The Telephone Consumer Protection Act, 47 U.S.C. § 227 (“TCPA”), prohibits initiating a telephone call using a prerecorded voice to wireless or residential telephone numbers unless the called party consents to receiving the call.  Edward Makaron and Bianca Carter filed suit against UTC Fire & Security Americas Corporation, Inc. (“UTCFSA”) and Security One Alarm Systems (“SOAS”), and alleged that SOAS, acting as an authorized agent of UTCFSA, called them with a prerecorded message without their consent, and sought to represent a class of similarly situated persons.  On May 18, 2015, the district court granted UTCFSA’s motion for summary judgment.  Makaron v. GE Security Mfg., Inc., et al., No. CV-14-1274 (C.D. Cal. May 18, 2015). 
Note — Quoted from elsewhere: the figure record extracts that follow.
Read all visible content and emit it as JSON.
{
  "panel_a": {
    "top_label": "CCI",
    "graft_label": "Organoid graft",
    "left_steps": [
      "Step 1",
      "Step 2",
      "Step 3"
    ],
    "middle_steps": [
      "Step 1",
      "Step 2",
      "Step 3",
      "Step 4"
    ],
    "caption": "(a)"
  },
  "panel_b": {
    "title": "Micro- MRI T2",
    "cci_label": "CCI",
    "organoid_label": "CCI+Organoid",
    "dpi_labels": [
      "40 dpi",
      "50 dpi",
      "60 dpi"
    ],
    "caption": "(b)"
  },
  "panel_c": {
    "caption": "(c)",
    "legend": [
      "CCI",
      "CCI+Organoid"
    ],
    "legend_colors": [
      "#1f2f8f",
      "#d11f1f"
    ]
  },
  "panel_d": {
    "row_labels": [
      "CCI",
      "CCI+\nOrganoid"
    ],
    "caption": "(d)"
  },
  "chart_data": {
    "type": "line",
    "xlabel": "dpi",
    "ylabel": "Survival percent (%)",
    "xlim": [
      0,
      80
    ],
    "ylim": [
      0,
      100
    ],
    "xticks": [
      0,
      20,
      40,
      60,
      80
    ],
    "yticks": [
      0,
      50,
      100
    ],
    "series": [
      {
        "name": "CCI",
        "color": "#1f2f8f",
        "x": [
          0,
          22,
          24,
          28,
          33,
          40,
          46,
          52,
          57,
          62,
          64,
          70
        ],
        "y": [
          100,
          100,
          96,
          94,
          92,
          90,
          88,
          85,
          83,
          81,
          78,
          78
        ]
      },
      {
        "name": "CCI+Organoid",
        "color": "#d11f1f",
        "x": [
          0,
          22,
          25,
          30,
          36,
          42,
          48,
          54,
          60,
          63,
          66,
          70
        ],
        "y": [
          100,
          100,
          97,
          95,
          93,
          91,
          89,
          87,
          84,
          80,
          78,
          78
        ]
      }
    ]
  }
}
UTCFSA hires thousands of independent, third-party businesses, called “authorized dealers,” to sell its security equipment to consumers, one of which was SOAS.  While SOAS initiated the call to the plaintiffs, the plaintiffs sought to hold UTCFSA liable for the calls, as the FCC has held that sellers, such as UTCFSA, may be held vicariously liable for the calls of its telemarketers, such as SOAS, under principles of agency, apparent authority, and/or ratification.  UTCFSA moved for summary judgment on the grounds that the plaintiffs could not establish vicarious liability as a matter of law. 

The contract between UTCFSA and SOAS provided that SOAS was an independent contractor and that it would market UTCFSA’s products in compliance with all applicable telemarketing laws.  The contract also provided that, while SOAS could not represent itself as UTCFSA, it was allowed to represent itself as an “authorized dealer” of UTCFSA and was granted a limited license to use the trademark of the brands it sold for UTCFSA.  The plaintiffs argued that this fact was sufficient to establish agency because the FCC previously opined that permitting a telemarketer to use a seller’s trademark could give rise to agency or apparent authority.  The district court rejected this argument, holding that the mere use of a trademark cannot support of finding of agency or apparent authority. 

The district court also noted that, in order to establish apparent authority, UTCFSA must have made a manifestation of authority to the plaintiffs.  While the plaintiffs argued that UTCFSA did not need to make a direct manifestation of authority to class members, the district court likewise rejected this argument, noting that the circumstances in which indirect manifestations of authority gave rise to apparent authority were not remotely analogous to the situation in the case.  Finally, even if appointing SOAS an “authorized dealer” could give rise to apparent authority (or even if an indirect representation were sufficient for that matter), the court noted that it was not alleged that SOAS informed the plaintiffs that it was an authorized dealer or took any other action that would cause the listener to believe that SOAS was acting as an agent of UTCFSA during the calls.

Finally, because SOAS was not an agent of UTCFSA, the court held that UTCFSA could not have ratified the calls as a matter of law, and there was also no evidence that UTCFSA had information or knowledge of the particular calls to the plaintiffs.

As such, the district court granted summary judgment to UTCFSA.